In einem Jahr läuft die Frist ab, in der sich alle Länder zu neuen einschneidenden Schritten verpflichten müssen. Damit die weltweite Durchschnittstemperatur bis zum Ende des Jahrhunderts nicht um rund 3 Grad Celsius ansteigt, sondern die Erwärmung "deutlich unter" 2 Grad" gehalten werden kann. Doch die diesjährige COP-Entschließung entspricht kaum mehr als einem weiteren Versprechen, dass man sich nun noch mehr anstrengen wolle.

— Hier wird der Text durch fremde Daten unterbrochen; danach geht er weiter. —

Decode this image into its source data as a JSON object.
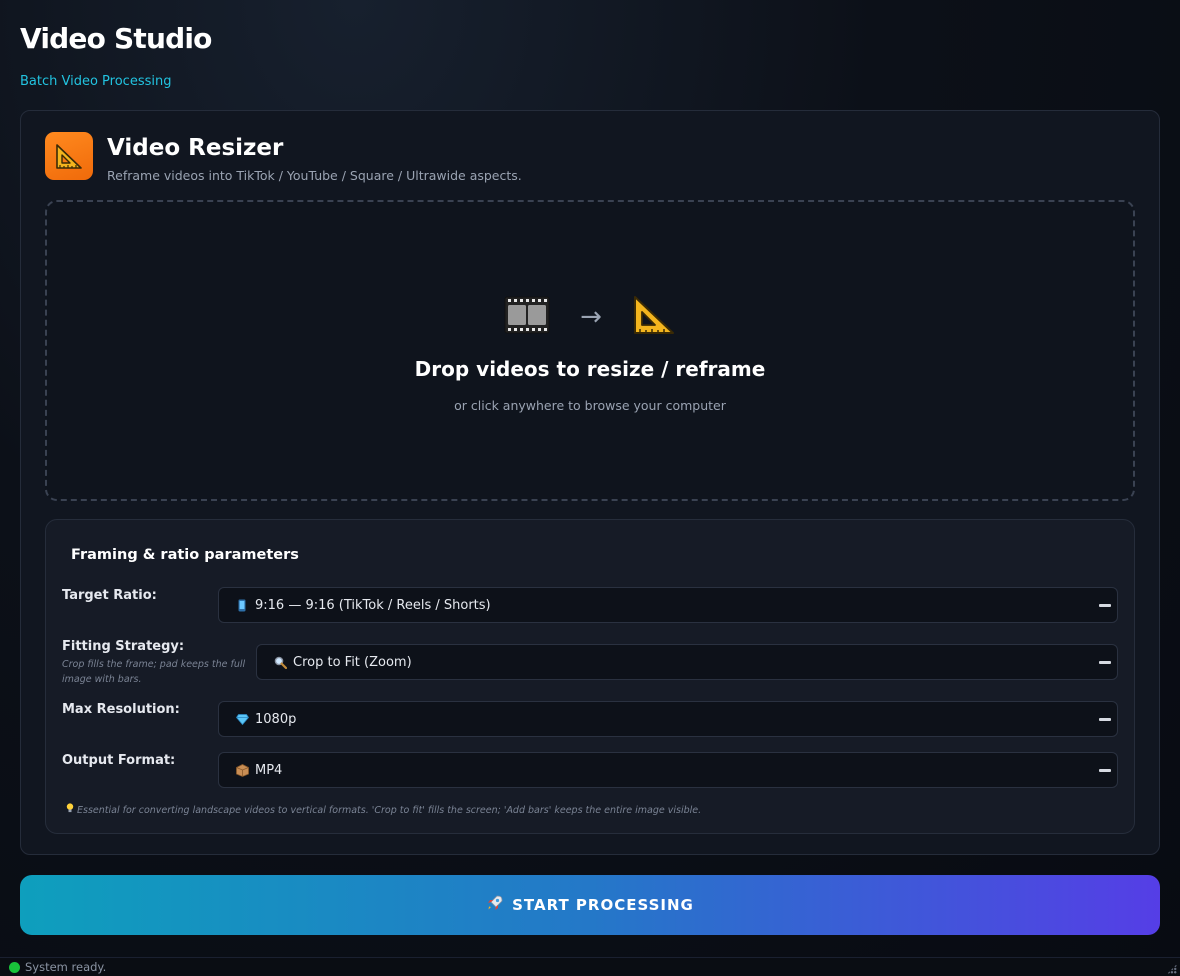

Die COP26 steht nun unter heftigem Druck

Der Menschheit läuft die Zeit davon. Das Versäumnis, in diesem Jahr entscheidende Vereinbarungen zu treffen, setzt die COP26 im nächsten Jahr in Glasgow nun heftig unter Druck. Fünf Jahre nach Paris sind alle Länder verpflichtet, ihre deutlich weitergehenden Maßnahmen zum Klimaschutz vorzustellen. Gleichzeitig müssen nun auch noch die Regeln für den bisher so umstrittenen CO2-Handel verabschiedet werden.

Momentan offenbart sich eine riesige Kluft zwischen den Menschen und der Politik. Aber wenn 2019 das Jahr der Klimaangst war, muss 2020 das Jahr sein, in dem die Politik die Menschen wieder einholt. Das Momentum baut sich auf. Das entstandene Bewusstsein für die Probleme des Weltklimas mündet nun in konkreten Forderungen nach Veränderung. Und an diesen Forderungen muss gemessen werden, wen wir in unsere Regierungen wählen und von wem wir uns auf der internationalen Bühne vertreten lassen wollen.

Und wenn die Regierungen nicht bereit sind, harte Entscheidungen zu treffen, müssen sie sich fragen, wo die Hoffnung, aber vor allem auch die Wut der in diesem Jahr entstandenen Klimabewegung münden wird.